Крестьяне, с одной стороны, сразу сделали вывод, что с таким правительством ему не по пути. С другой стороны, лозунг большевиков «Земля - крестьянам!» мог пониматься как обещание оставить в распоряжении крестьянства все продукты, производимые земледельцами.
В отношении «земли» большевики свое обещание выполнили. Но в отношении «хлеба» позицию коммунистов товарищ Ленин сформулировал еще в сентябре 1917 года. «Хлебная монополия … является самым могучим средством учета и контроля… Это средство контроля посильнее гильотины. Гильотина только запугивала, только сламывала активное сопротивление. Нам этого мало».
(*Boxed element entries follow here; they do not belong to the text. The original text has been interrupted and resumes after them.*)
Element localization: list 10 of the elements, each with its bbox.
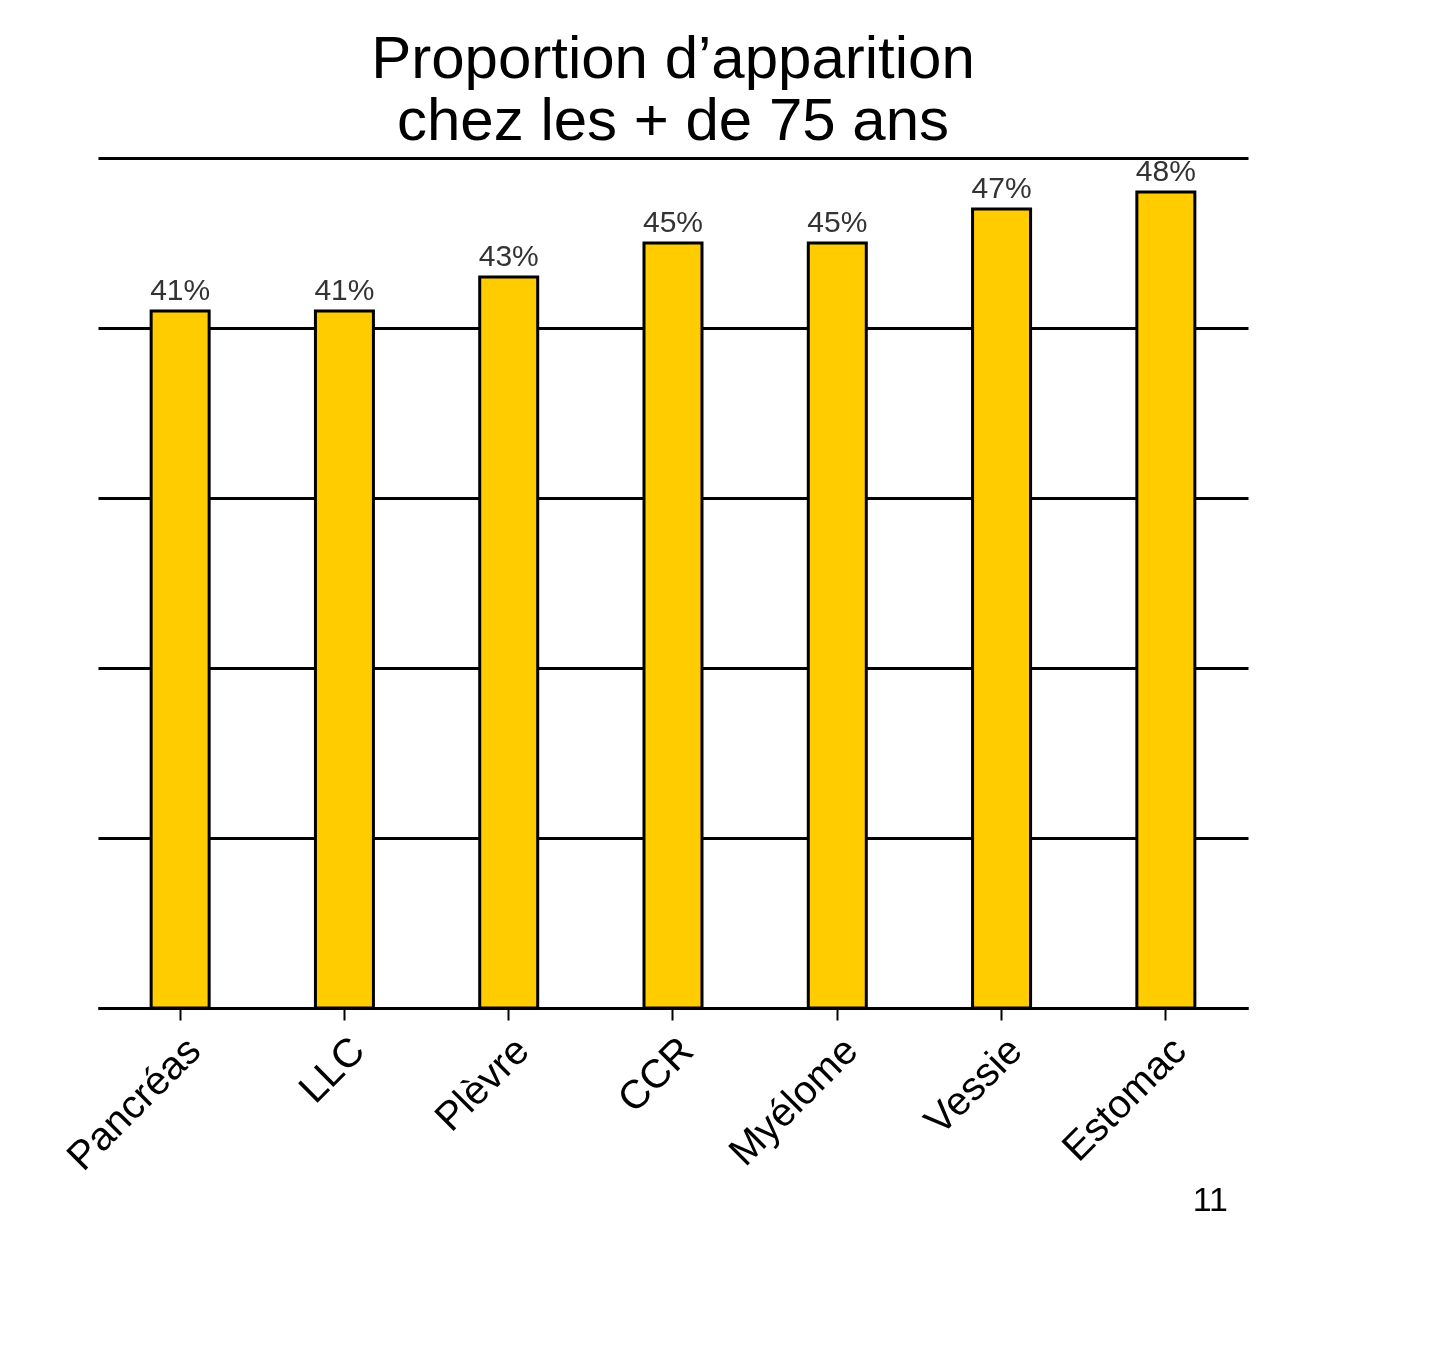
- data-label: 47%: [971, 171, 1032, 204]
- x-tick-label: LLC: [289, 1027, 373, 1111]
- data-label: 45%: [807, 205, 868, 238]
- data-label: 43%: [478, 239, 539, 272]
- text: Proportion d’apparition: [371, 24, 975, 91]
- data-label: 41%: [314, 273, 375, 306]
- text: 11: [1192, 1180, 1228, 1218]
- data-label: 41%: [150, 273, 211, 306]
- data-label: 45%: [642, 205, 704, 238]
- data-label: 48%: [1135, 154, 1196, 187]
Крестьяне поняли, что земля сама по себе, без права продажи сельхозпродуктов, стоит немногого. На протяжении всего 1918 года большевики пытались изымать хлеб «по твердым ценам», действуя самыми разнообразными методами. В отдельных случаях уполномоченные наркомата продовольствия пытались организовать бартер хлеба на товары или пробовали возложить изъятие зерна на «комитеты деревенской бедноты», обещая их участникам долю от собранного. Наконец, в качестве последнего аргумента, Советская власть задействовала пулеметы. 6 августа 1918 года вышел декрет об организации «уборочно-реквизиционных отрядов». Каждый отряд должен был «состоять из не менее чем 75 человек и, кроме винтовок, иметь на вооружении 2-3 пулемета». Но и рабочие отряды с пулеметчиками не добились результата. Тогда к сбору хлеба подключилась Красная Армия.
Декретом Совета Народных Комиссаров от 11 января 1919 было объявлено введение продразвёрстки на всей территории Советской России. Государственные плановые задания исчислялись на основе данных о размере посевных площадей, урожайности, запасов прошлых лет. А крестьянам пришлось иметь дело уже не с рабочими отрядами, а с красноармейскими частями.
В свою очередь, у тех же крестьян, мобилизованных в Красную Армию, был мощный стимул к службе - их семьи от разверстки освобождались. И если за первые 9 месяцев советской власти удалось собрать только 5 млн центнеров хлеба, то за первый год продразвёрстки уже 18 млн центнеров; за второй год 35 млн центнеров; и за третий год— 46,7 млн центнеров. А идеологическим обоснованием разверстки служила «борьба с империалистическими хищниками», угрожающими отнять у крестьян землю.
И только Кронштадтское восстание весной 1921 года, страшно напугавшее большевиков, подвигло их отказаться от продразверстки и заменить ее «продналогом» - в сущности, той же «десятиной» с урожая, как при монгольских баскаках. Как самокритично заметил товарищ Сталин, «мы опоздали с отменой продразверстки». «Понадобились такие факты, -продолжил он свою мысль, - как Кронштадт и Тамбов, для того, чтобы мы поняли, что жить дальше в условиях военного коммунизма невозможно». До коллективизации и раскулачивания оставалось еще пять лет.
Впрочем, идея о том, что с налогоплательщика нужно взять столько, сколько нужно властям, продолжает очаровывать начальников до сих пор. Чем проще экономика, чем больше ее продукт привязан к территории, тем легче определить его объемы и разверстать в зависимости от руководящих нужд. Напротив, всякий «творческий» товар, существующий в голове его создателя и владельца, страшно раздражает начальника, потому что разверстку и изъятие такого продукта осуществить непросто. Но это уже другая история.